If you know some hosts (or services) are going to be down for maintenance, you could schedule downtime for those hosts:
https://assets.nagios.com/downloads/nag ... s%20XI.pdf
https://support.nagios.com/kb/article.php?id=544

This is the best way to prevent notifications of intentional "outages". The status in the Nagios XI GUI will still be "unknown", but you won't get emails about it.

Re: UNKNOWN:failed to connect:connection refused

Posted: Mon Apr 24, 2017 1:50 am
by Kevin.c
hi,
after restart the server we got the problem fixed, but we got another error
"(Service check timed out after 60.01 seconds)"

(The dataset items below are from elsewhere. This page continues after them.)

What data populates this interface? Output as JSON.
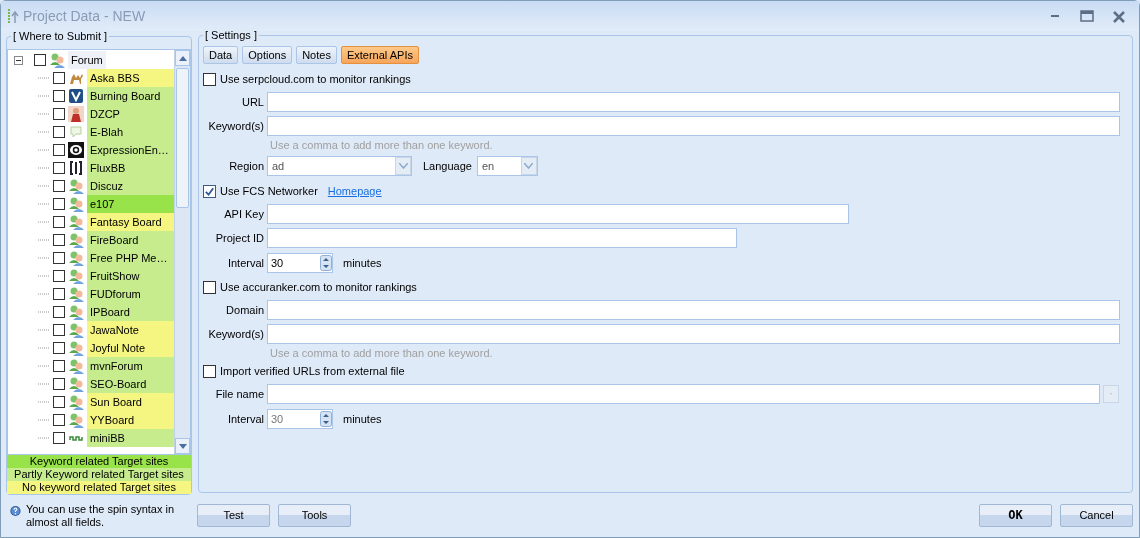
{
  "window": {
    "title": "Project Data - NEW"
  },
  "submit_panel": {
    "title": "[ Where to Submit ]",
    "tree": {
      "label": "Forum",
      "checked": false,
      "expanded": true,
      "children": [
        {
          "label": "Aska BBS",
          "checked": false,
          "kind": "camel",
          "color": "#f5f582"
        },
        {
          "label": "Burning Board",
          "checked": false,
          "kind": "shield",
          "color": "#c6ec8e"
        },
        {
          "label": "DZCP",
          "checked": false,
          "kind": "figure",
          "color": "#c6ec8e"
        },
        {
          "label": "E-Blah",
          "checked": false,
          "kind": "speech",
          "color": "#c6ec8e"
        },
        {
          "label": "ExpressionEn…",
          "checked": false,
          "kind": "disc",
          "color": "#c6ec8e"
        },
        {
          "label": "FluxBB",
          "checked": false,
          "kind": "brackets",
          "color": "#c6ec8e"
        },
        {
          "label": "Discuz",
          "checked": false,
          "kind": "people",
          "color": "#c6ec8e"
        },
        {
          "label": "e107",
          "checked": false,
          "kind": "people",
          "color": "#99e34a"
        },
        {
          "label": "Fantasy Board",
          "checked": false,
          "kind": "people",
          "color": "#f5f582"
        },
        {
          "label": "FireBoard",
          "checked": false,
          "kind": "people",
          "color": "#c6ec8e"
        },
        {
          "label": "Free PHP Me…",
          "checked": false,
          "kind": "people",
          "color": "#c6ec8e"
        },
        {
          "label": "FruitShow",
          "checked": false,
          "kind": "people",
          "color": "#c6ec8e"
        },
        {
          "label": "FUDforum",
          "checked": false,
          "kind": "people",
          "color": "#c6ec8e"
        },
        {
          "label": "IPBoard",
          "checked": false,
          "kind": "people",
          "color": "#c6ec8e"
        },
        {
          "label": "JawaNote",
          "checked": false,
          "kind": "people",
          "color": "#f5f582"
        },
        {
          "label": "Joyful Note",
          "checked": false,
          "kind": "people",
          "color": "#f5f582"
        },
        {
          "label": "mvnForum",
          "checked": false,
          "kind": "people",
          "color": "#c6ec8e"
        },
        {
          "label": "SEO-Board",
          "checked": false,
          "kind": "people",
          "color": "#c6ec8e"
        },
        {
          "label": "Sun Board",
          "checked": false,
          "kind": "people",
          "color": "#f5f582"
        },
        {
          "label": "YYBoard",
          "checked": false,
          "kind": "people",
          "color": "#f5f582"
        },
        {
          "label": "miniBB",
          "checked": false,
          "kind": "wave",
          "color": "#c6ec8e"
        }
      ]
    },
    "legend": [
      {
        "label": "Keyword related Target sites",
        "color": "#99e34a"
      },
      {
        "label": "Partly Keyword related Target sites",
        "color": "#c6ec8e"
      },
      {
        "label": "No keyword related Target sites",
        "color": "#f5f582"
      }
    ],
    "help": "You can use the spin syntax in almost all fields."
  },
  "settings": {
    "title": "[ Settings ]",
    "tabs": [
      {
        "label": "Data",
        "selected": false
      },
      {
        "label": "Options",
        "selected": false
      },
      {
        "label": "Notes",
        "selected": false
      },
      {
        "label": "External APIs",
        "selected": true
      }
    ],
    "rows": [
      {
        "kind": "check",
        "label": "Use serpcloud.com to monitor rankings",
        "checked": false
      },
      {
        "kind": "field",
        "label": "URL"
      },
      {
        "kind": "field",
        "label": "Keyword(s)"
      },
      {
        "kind": "hint",
        "label": "Use a comma to add more than one keyword."
      },
      {
        "kind": "selects",
        "label": "Region",
        "value": "ad",
        "label_2": "Language",
        "value_2": "en"
      },
      {
        "kind": "check",
        "label": "Use FCS Networker",
        "checked": true,
        "link": "Homepage"
      },
      {
        "kind": "field",
        "label": "API Key"
      },
      {
        "kind": "field",
        "label": "Project ID"
      },
      {
        "kind": "spin",
        "label": "Interval",
        "value": "30",
        "unit": "minutes",
        "disabled": false
      },
      {
        "kind": "check",
        "label": "Use accuranker.com to monitor rankings",
        "checked": false
      },
      {
        "kind": "field",
        "label": "Domain"
      },
      {
        "kind": "field",
        "label": "Keyword(s)"
      },
      {
        "kind": "hint",
        "label": "Use a comma to add more than one keyword."
      },
      {
        "kind": "check",
        "label": "Import verified URLs from external file",
        "checked": false
      },
      {
        "kind": "file",
        "label": "File name"
      },
      {
        "kind": "spin",
        "label": "Interval",
        "value": "30",
        "unit": "minutes",
        "disabled": true
      }
    ]
  },
  "buttons_left": [
    "Test",
    "Tools"
  ],
  "buttons_right": [
    "OK",
    "Cancel"
  ]
}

why? is that server agent not working ?

Re: UNKNOWN:failed to connect:connection refused

Posted: Mon Apr 24, 2017 10:33 am
by mcapra
Can you send a system profile, either by attachment or PM? From the Nagios XI GUI, you can gather a system profile via Admin -> System Profile -> Download Profile.

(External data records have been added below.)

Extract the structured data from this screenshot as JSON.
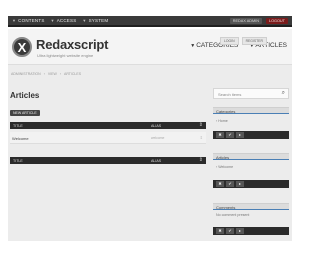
{
  "topbar": {
    "nav": [
      {
        "label": "CONTENTS"
      },
      {
        "label": "ACCESS"
      },
      {
        "label": "SYSTEM"
      }
    ],
    "profile_label": "REDAX ADMIN",
    "logout_label": "LOGOUT"
  },
  "header": {
    "brand": "Redaxscript",
    "tagline": "Ultra lightweight website engine",
    "nav": [
      {
        "label": "CATEGORIES"
      },
      {
        "label": "ARTICLES"
      }
    ]
  },
  "breadcrumb": [
    "ADMINISTRATION",
    "VIEW",
    "ARTICLES"
  ],
  "account": {
    "login_label": "LOGIN",
    "register_label": "REGISTER"
  },
  "main": {
    "title": "Articles",
    "new_button": "NEW ARTICLE",
    "table": {
      "col_title": "TITLE",
      "col_alias": "ALIAS",
      "rows": [
        {
          "title": "Welcome",
          "alias": "welcome"
        }
      ]
    }
  },
  "sidebar": {
    "search_placeholder": "Search items",
    "categories": {
      "title": "Categories",
      "items": [
        "Home"
      ]
    },
    "articles": {
      "title": "Articles",
      "items": [
        "Welcome"
      ]
    },
    "comments": {
      "title": "Comments",
      "text": "No comment present"
    }
  }
}
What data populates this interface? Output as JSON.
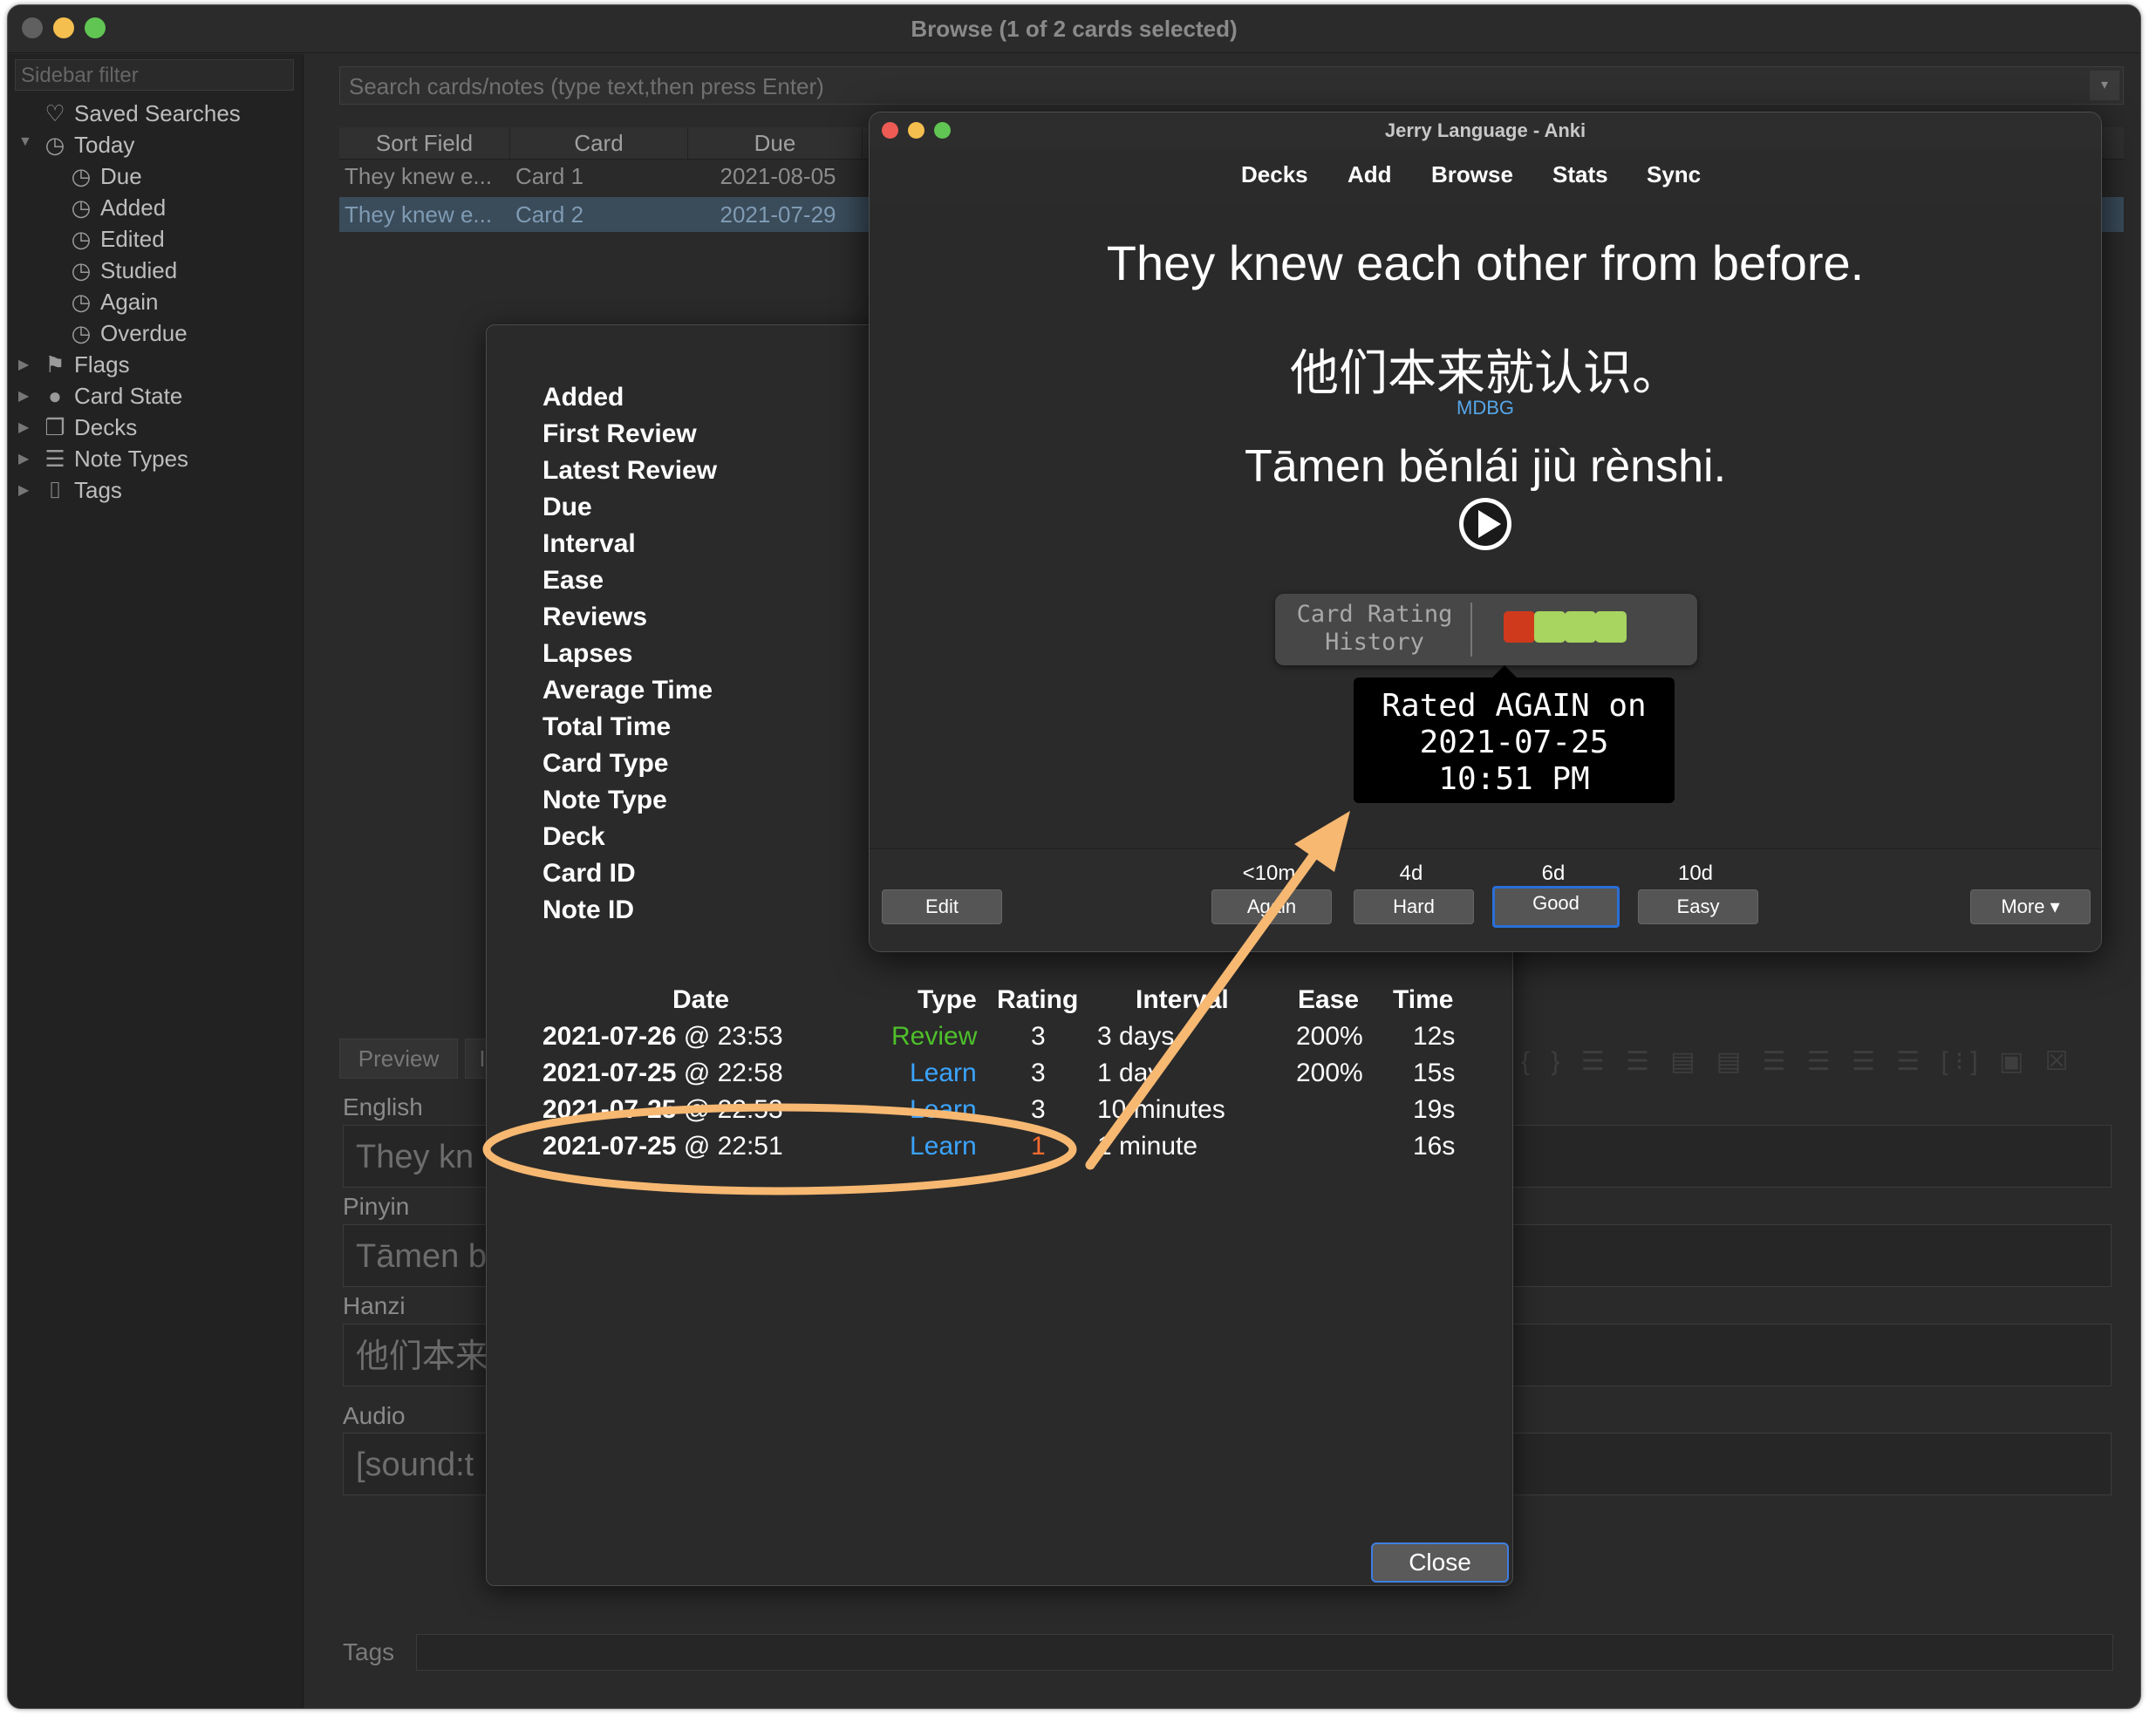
{
  "browse": {
    "title": "Browse (1 of 2 cards selected)",
    "sidebar": {
      "filter_placeholder": "Sidebar filter",
      "items": [
        {
          "label": "Saved Searches",
          "icon": "heart-icon"
        },
        {
          "label": "Today",
          "icon": "clock-icon"
        },
        {
          "label": "Due",
          "icon": "clock-icon"
        },
        {
          "label": "Added",
          "icon": "clock-icon"
        },
        {
          "label": "Edited",
          "icon": "clock-icon"
        },
        {
          "label": "Studied",
          "icon": "clock-icon"
        },
        {
          "label": "Again",
          "icon": "clock-icon"
        },
        {
          "label": "Overdue",
          "icon": "clock-icon"
        },
        {
          "label": "Flags",
          "icon": "flag-icon"
        },
        {
          "label": "Card State",
          "icon": "circle-icon"
        },
        {
          "label": "Decks",
          "icon": "cards-icon"
        },
        {
          "label": "Note Types",
          "icon": "list-icon"
        },
        {
          "label": "Tags",
          "icon": "tag-icon"
        }
      ]
    },
    "search_placeholder": "Search cards/notes (type text,then press Enter)",
    "table": {
      "columns": [
        "Sort Field",
        "Card",
        "Due"
      ],
      "rows": [
        {
          "sort_field": "They knew e...",
          "card": "Card 1",
          "due": "2021-08-05"
        },
        {
          "sort_field": "They knew e...",
          "card": "Card 2",
          "due": "2021-07-29"
        }
      ]
    },
    "editor": {
      "tabs": [
        "Preview",
        "I"
      ],
      "fields": [
        {
          "label": "English",
          "value": "They kn"
        },
        {
          "label": "Pinyin",
          "value": "Tāmen b"
        },
        {
          "label": "Hanzi",
          "value": "他们本来"
        },
        {
          "label": "Audio",
          "value": "[sound:t"
        }
      ],
      "tags_label": "Tags"
    }
  },
  "card_info": {
    "keys": [
      "Added",
      "First Review",
      "Latest Review",
      "Due",
      "Interval",
      "Ease",
      "Reviews",
      "Lapses",
      "Average Time",
      "Total Time",
      "Card Type",
      "Note Type",
      "Deck",
      "Card ID",
      "Note ID"
    ],
    "review_headers": {
      "date": "Date",
      "type": "Type",
      "rating": "Rating",
      "interval": "Interval",
      "ease": "Ease",
      "time": "Time"
    },
    "reviews": [
      {
        "date": "2021-07-26",
        "time_of_day": "@ 23:53",
        "type": "Review",
        "rating": "3",
        "interval": "3 days",
        "ease": "200%",
        "time": "12s"
      },
      {
        "date": "2021-07-25",
        "time_of_day": "@ 22:58",
        "type": "Learn",
        "rating": "3",
        "interval": "1 day",
        "ease": "200%",
        "time": "15s"
      },
      {
        "date": "2021-07-25",
        "time_of_day": "@ 22:53",
        "type": "Learn",
        "rating": "3",
        "interval": "10 minutes",
        "ease": "",
        "time": "19s"
      },
      {
        "date": "2021-07-25",
        "time_of_day": "@ 22:51",
        "type": "Learn",
        "rating": "1",
        "interval": "1 minute",
        "ease": "",
        "time": "16s"
      }
    ],
    "close_label": "Close"
  },
  "anki": {
    "title": "Jerry Language - Anki",
    "nav": [
      "Decks",
      "Add",
      "Browse",
      "Stats",
      "Sync"
    ],
    "card": {
      "english": "They knew each other from before.",
      "hanzi": "他们本来就认识。",
      "mdbg_link": "MDBG",
      "pinyin": "Tāmen běnlái jiù rènshi."
    },
    "rating_history": {
      "label": "Card Rating History",
      "squares": [
        "#d03a1c",
        "#a8d460",
        "#a8d460",
        "#a8d460"
      ],
      "tooltip_line1": "Rated AGAIN on",
      "tooltip_line2": "2021-07-25",
      "tooltip_line3": "10:51 PM"
    },
    "answer": {
      "edit_label": "Edit",
      "more_label": "More ▾",
      "buttons": [
        {
          "interval": "<10m",
          "label": "Again"
        },
        {
          "interval": "4d",
          "label": "Hard"
        },
        {
          "interval": "6d",
          "label": "Good"
        },
        {
          "interval": "10d",
          "label": "Easy"
        }
      ]
    }
  },
  "colors": {
    "annotation": "#f7b872",
    "review_type": "#4ec12a",
    "learn_type": "#3ba4ff",
    "again_rating": "#ff6b2e"
  }
}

Re: UNKNOWN:failed to connect:connection refused

Posted: Mon Apr 24, 2017 8:12 pm
by Kevin.c
Sure , here it is the system profile in attachment

Mod Edit: Profile received and share with techs.

Re: UNKNOWN:failed to connect:connection refused

Posted: Tue Apr 25, 2017 10:16 am
by mcapra
Can you share the nrpe.cfg from the remote machine producing these errors? Or, if the command check_teamcenter_perf is located in a separate file, share that file. Also please share the script that is associated with the command if possible.

It would seem as though the script associated with this command is exceeding the stock 60seconds timeout in Nagios Core. Nagios Core will kill checks if they run for more than 60 seconds. This can be adjusted by modifying service_check_timeout in your main Nagios configurations:

Re: UNKNOWN:failed to connect:connection refused

Posted: Mon May 01, 2017 3:31 am
by Kevin.c
Hi,
the problem happen again , it is really make us in trouble with this tools , please think about how to fix the issue

Re: UNKNOWN:failed to connect:connection refused

Posted: Mon May 01, 2017 3:33 am
by Kevin.c
Please see the attachment

Re: UNKNOWN:failed to connect:connection refused

Posted: Mon May 01, 2017 12:05 pm
by ssax
I notice on some of your services for these you have: !!!!!! on the end of the $ARG2$.

Try removing those extra !!!!!! from the $ARG2$ entry.

Do all of the ones that are failing have that extra stuff on there?

Thank you

Edit: What I mean is that it looks like you copied the $ARG2$ from a config file and accidentally copied the extra !!!!!! that nagios adds on to the end of them in the generated configs.

Re: UNKNOWN:failed to connect:connection refused

Posted: Tue May 02, 2017 1:47 am
by Kevin.c
Hello ,
I donot think there is problem with !!!! , that is not the point , because we have some service command we did not write !!!!!, But still unknown now !